Past and Future of OCSA Murals
James Yi
The murals in OCSA are mysterious objects. They certainly contribute to making the school feel like an art school, but how did they get there, and is OCSA even responsible for making them?
The many Tower murals are mostly courtesy of the old Visual Arts mural class. “Visual arts used to be located on the 6th floor,” said Paige Oden, director of Visual Arts. That was before OCSA acquired the VAC during the 2009-10 school year. “We had a master mural artist named Manuel Gonzales who led all the large murals in the Tower and I think a few in the Annex.” However, that only applies to the murals in the hallways. The director has no knowledge of the murals that are found in classrooms, such as in T305.
Neither the mural class nor Gonzalez presently exist at OCSA. Gonzalez retired in 2021. One of his latest projects is the koi fish painting on the DMS stairs, which he led with VA senior Miran Hassan in 2018.

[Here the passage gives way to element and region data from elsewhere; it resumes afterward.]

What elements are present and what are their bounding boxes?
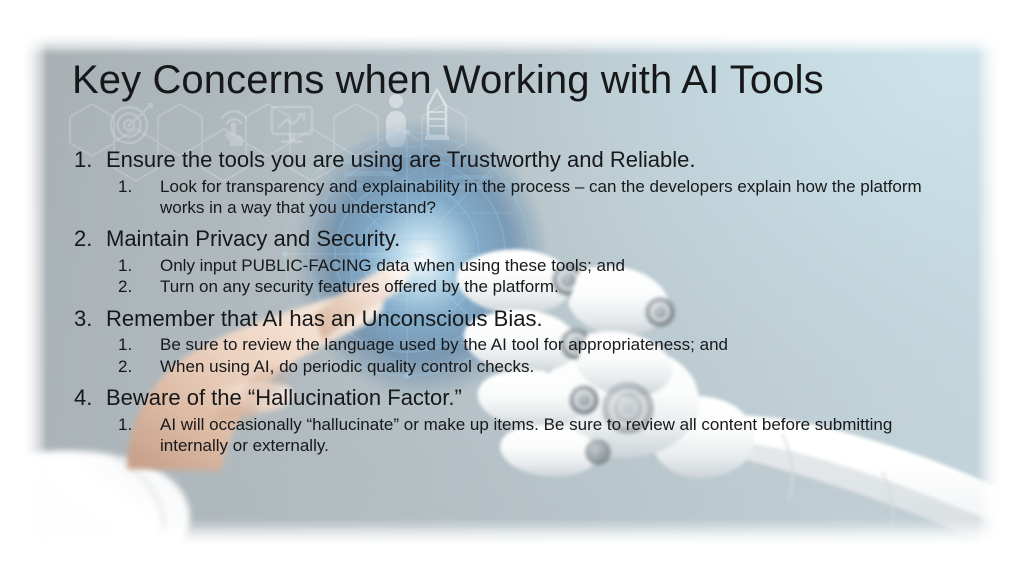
list-item-level2: 1. AI will occasionally “hallucinate” or…	[60, 414, 970, 457]
list-item-level2: 2. When using AI, do periodic quality co…	[60, 356, 970, 377]
outline-group: 2. Maintain Privacy and Security. 1. Onl…	[60, 225, 970, 297]
list-text: Ensure the tools you are using are Trust…	[106, 146, 695, 175]
list-number: 2.	[60, 356, 160, 377]
list-item-level1: 1. Ensure the tools you are using are Tr…	[60, 146, 970, 175]
list-item-level2: 1. Only input PUBLIC-FACING data when us…	[60, 255, 970, 276]
list-text: Turn on any security features offered by…	[160, 276, 559, 297]
list-number: 1.	[60, 414, 160, 435]
list-text: Maintain Privacy and Security.	[106, 225, 400, 254]
list-item-level2: 1. Look for transparency and explainabil…	[60, 176, 970, 219]
slide-text-layer: Key Concerns when Working with AI Tools …	[0, 0, 1024, 576]
list-number: 2.	[60, 225, 106, 254]
outline-group: 3. Remember that AI has an Unconscious B…	[60, 305, 970, 377]
list-number: 1.	[60, 334, 160, 355]
list-item-level2: 1. Be sure to review the language used b…	[60, 334, 970, 355]
page-title: Key Concerns when Working with AI Tools	[72, 58, 952, 103]
list-number: 2.	[60, 276, 160, 297]
outline-group: 4. Beware of the “Hallucination Factor.”…	[60, 384, 970, 456]
content-outline: 1. Ensure the tools you are using are Tr…	[60, 146, 970, 457]
list-item-level1: 2. Maintain Privacy and Security.	[60, 225, 970, 254]
list-number: 1.	[60, 255, 160, 276]
list-text: AI will occasionally “hallucinate” or ma…	[160, 414, 950, 457]
list-text: Look for transparency and explainability…	[160, 176, 950, 219]
presentation-slide: Key Concerns when Working with AI Tools …	[0, 0, 1024, 576]
list-item-level2: 2. Turn on any security features offered…	[60, 276, 970, 297]
list-number: 1.	[60, 176, 160, 197]
list-text: Only input PUBLIC-FACING data when using…	[160, 255, 625, 276]
list-text: When using AI, do periodic quality contr…	[160, 356, 534, 377]
list-item-level1: 4. Beware of the “Hallucination Factor.”	[60, 384, 970, 413]
list-number: 3.	[60, 305, 106, 334]
list-number: 1.	[60, 146, 106, 175]
list-text: Remember that AI has an Unconscious Bias…	[106, 305, 543, 334]
outline-group: 1. Ensure the tools you are using are Tr…	[60, 146, 970, 218]
list-text: Beware of the “Hallucination Factor.”	[106, 384, 462, 413]
list-item-level1: 3. Remember that AI has an Unconscious B…	[60, 305, 970, 334]
list-text: Be sure to review the language used by t…	[160, 334, 728, 355]
list-number: 4.	[60, 384, 106, 413]
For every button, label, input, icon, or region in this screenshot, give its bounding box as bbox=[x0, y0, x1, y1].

Mural work still continues on without him. The OCSA painting in the VAC parking lot was proposed by the class of 2021, funded with the director’s help, and led by a painting teacher. “...[it] was a gift from our class of 2021. Those seniors came in on Friday afternoons and did all the work,” said Oden.

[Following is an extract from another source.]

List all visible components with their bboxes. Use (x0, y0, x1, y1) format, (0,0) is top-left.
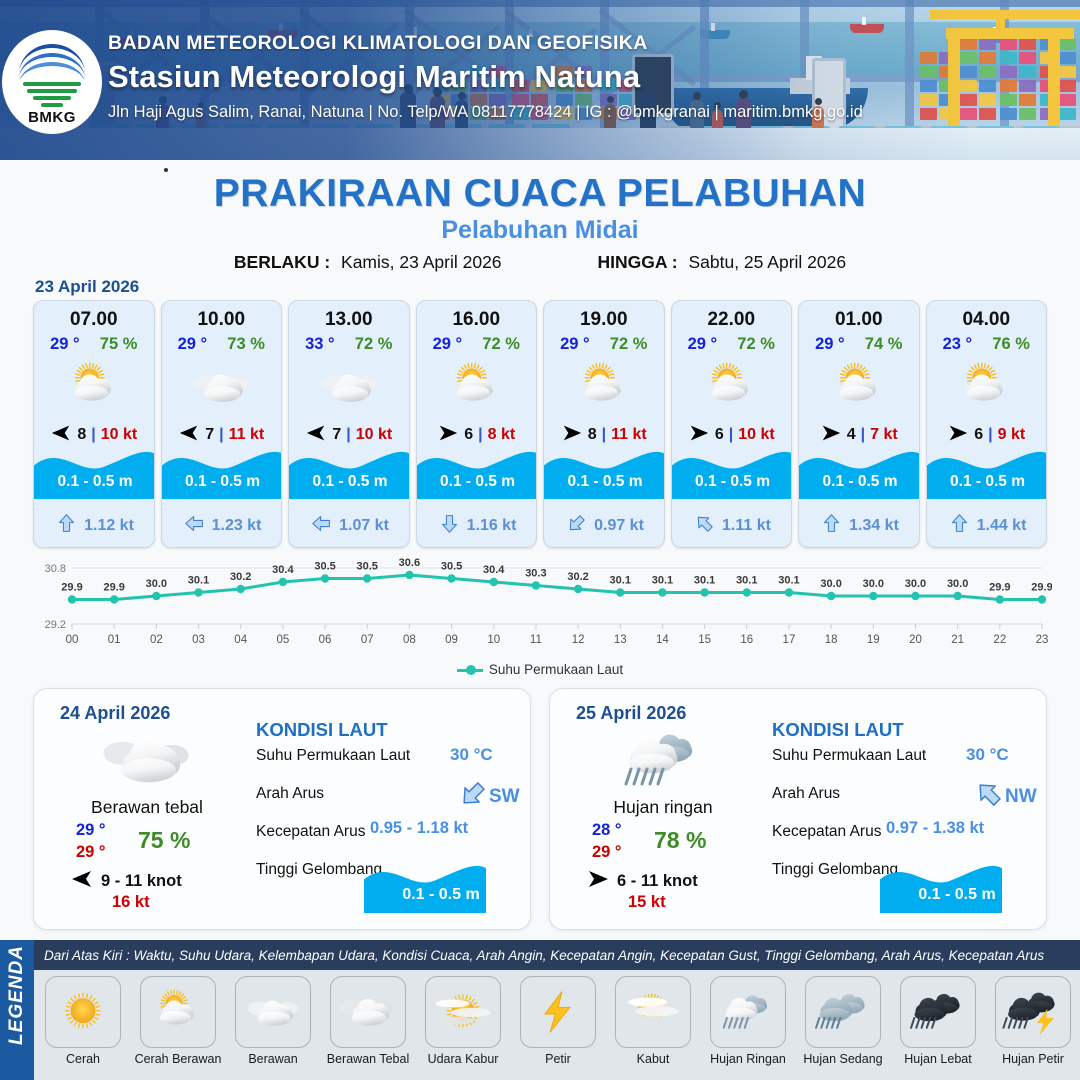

Other murals are initiated by the director, who creates Google Classrooms for students interested in different projects. If a student wants to join a particular project, they can join the Google Classroom for that project.
In 2021, a mural was completed in the Source Mall in Buena Park accompanied by an essay written by CW student Isabel Hahn.
The most prominent mural is probably the giant parking lot mural, featuring Rosa Parks, Malala Yousafzai, Albert Einstein, Frida Kahlo, Martin Luther King, Jr., and Cesar Chavez. Sadly, that particular mural is actually not the work of OCSA, but of OCEAA, OCSA’s neighbor.
More of OCSA’s own murals will be coming in the future. “There will be at least four or five new murals coming in the next, probably two or three years,” said Oden. They will be part of a larger beautification project and involve professional mural artists to “help [students] understand how to paint [a mural]” and how to make a living as a professional mural artist.